The Environment Agency is delivering poor value on the £8m a year it spends on cleaning up waters, according to Tackling Diffuse Water Pollution in England, a National Audit Office (NAO) report released today.1
Pollution imposes environmental costs through its effect on aquatic life and financial costs from drinking water treatment, the report says. The cumulative cost of water pollution in England and Wales has been estimated at £1.3bn per year.
The agency has had little impact in reducing diffuse sources and mitigating the environmental and financial costs of poor water quality, the NAO concludes, and finds its work “has not proved value for money”.
The report notes that the agency has insufficient data on reasons for water quality failures. Some 34% of waters fail Water Framework Directive standards for unknown reasons, so it cannot target resources effectively. But it does admit the agency has a huge programme of investigations under way as part of its river basin management plans.
The report focuses mainly on agriculture, thought to be the most significant diffuse pollution source. But it finds little progress has been made in persuading farmers to acknowledge their responsibility.
“Many farmers remain unconvinced of their contribution to the problem, so the Environment Agency should intensify its efforts to raise awareness and change behaviour amongst farmers,” said Amyas Morse, head of the NAO.
The England Catchment Sensitive Farming Delivery Initiative (ECSFDI), which targets advice on farmers in key catchments with diffuse pollution problems, has had some positive impact on changing behaviours, the report finds. But many farmers remain unconvinced of their contribution to the problem. Here the NAO echoes a recent survey of farmer attitudes following four years of the initiative (ENDS Report 425, June 2010).
Other criticisms of the agency are that it has limited evidence of the effectiveness of its inspection. Recording of outcomes is weak and spread in disparate databases and the regulator is unable to demonstrate the value of its work.
The agency has also been slow to recognise the ineffectiveness of some of its existing sanctions and regulations in changing farmers’ behaviour. These include nitrate vulnerable zone regulations, intended to limit nitrogen fertiliser and manure applications, water protection zones, which allow restrictions on polluting activities, and anti-pollution works notices, which can require land owners to carry out measures to prevent pollution.
But the NAO also thinks the environment department (DEFRA) could do more. For example, it should improve the targeting of options under Environmental Stewardship schemes to increase their contribution towards reducing the impact of diffuse pollution.
The schemes, which cost £2.1bn a year and are administered by Natural England, fund farmers to deliver enhanced environmental management of their land. Over 70% of agreements include measures which might improve water quality, but the effects are unclear, the NAO says.

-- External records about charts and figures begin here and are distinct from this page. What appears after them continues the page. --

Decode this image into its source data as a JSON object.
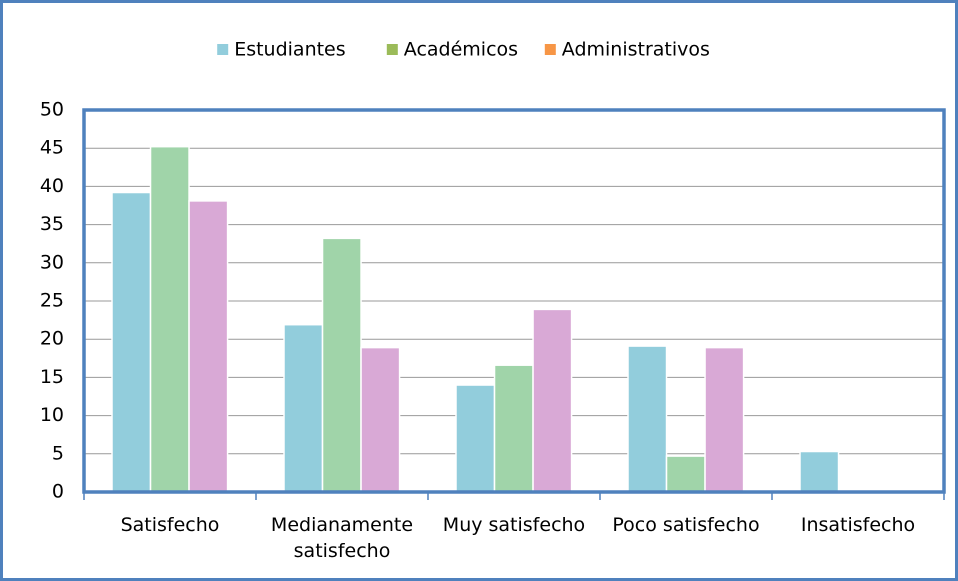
{
  "chart_data": {
    "type": "bar",
    "categories": [
      "Satisfecho",
      "Medianamente satisfecho",
      "Muy satisfecho",
      "Poco satisfecho",
      "Insatisfecho"
    ],
    "series": [
      {
        "name": "Estudiantes",
        "color": "#92cddc",
        "legend_color": "#92cddc",
        "values": [
          39.2,
          21.9,
          14,
          19.1,
          5.3
        ]
      },
      {
        "name": "Académicos",
        "color": "#a0d4a9",
        "legend_color": "#9bbb59",
        "values": [
          45.2,
          33.2,
          16.6,
          4.7,
          0
        ]
      },
      {
        "name": "Administrativos",
        "color": "#d9a9d6",
        "legend_color": "#f79646",
        "values": [
          38.1,
          18.9,
          23.9,
          18.9,
          0
        ]
      }
    ],
    "ylim": [
      0,
      50
    ],
    "yticks": [
      0,
      5,
      10,
      15,
      20,
      25,
      30,
      35,
      40,
      45,
      50
    ],
    "grid": true,
    "legend": "top"
  }
}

DEFRA could also be more flexible in awarding grants under the ECSFDI to ensure that it funds activities on farms that will have the greatest impact on diffuse pollution.
But the report ends on a positive note, recognising that river basin management plan investigations will increase the agency’s knowledge of pollution sources and that tools such as water protection zones are being tuned to address diffuse pollution sources.
The agency said it was considering the report. Head of land and natural environment Pam Gilder told ENDS: “You have to get beyond the headline. It says we have not yet proven value for money and that is because diffuse pollution is notoriously difficult to address. But with recent water quality improvements and the start of river basin management planning investigations we are in a better place than ever.”
Chief executive Paul Leinster said in a statement: “The NAO makes clear, diffuse pollution from agricultural and urban run-off is often difficult to identify and takes time to tackle. We are carrying out hundreds of investigations over the next couple of years to identify specific sources of diffuse pollution that affect rivers and lakes and coastal waters. This will enable us to work with those responsible for the activities including farmers, local authorities and highways authorities to introduce effective control measures.”
Ms Gilder clarified that there were some 8,500 investigations in progress, which would mostly be completed by 2012.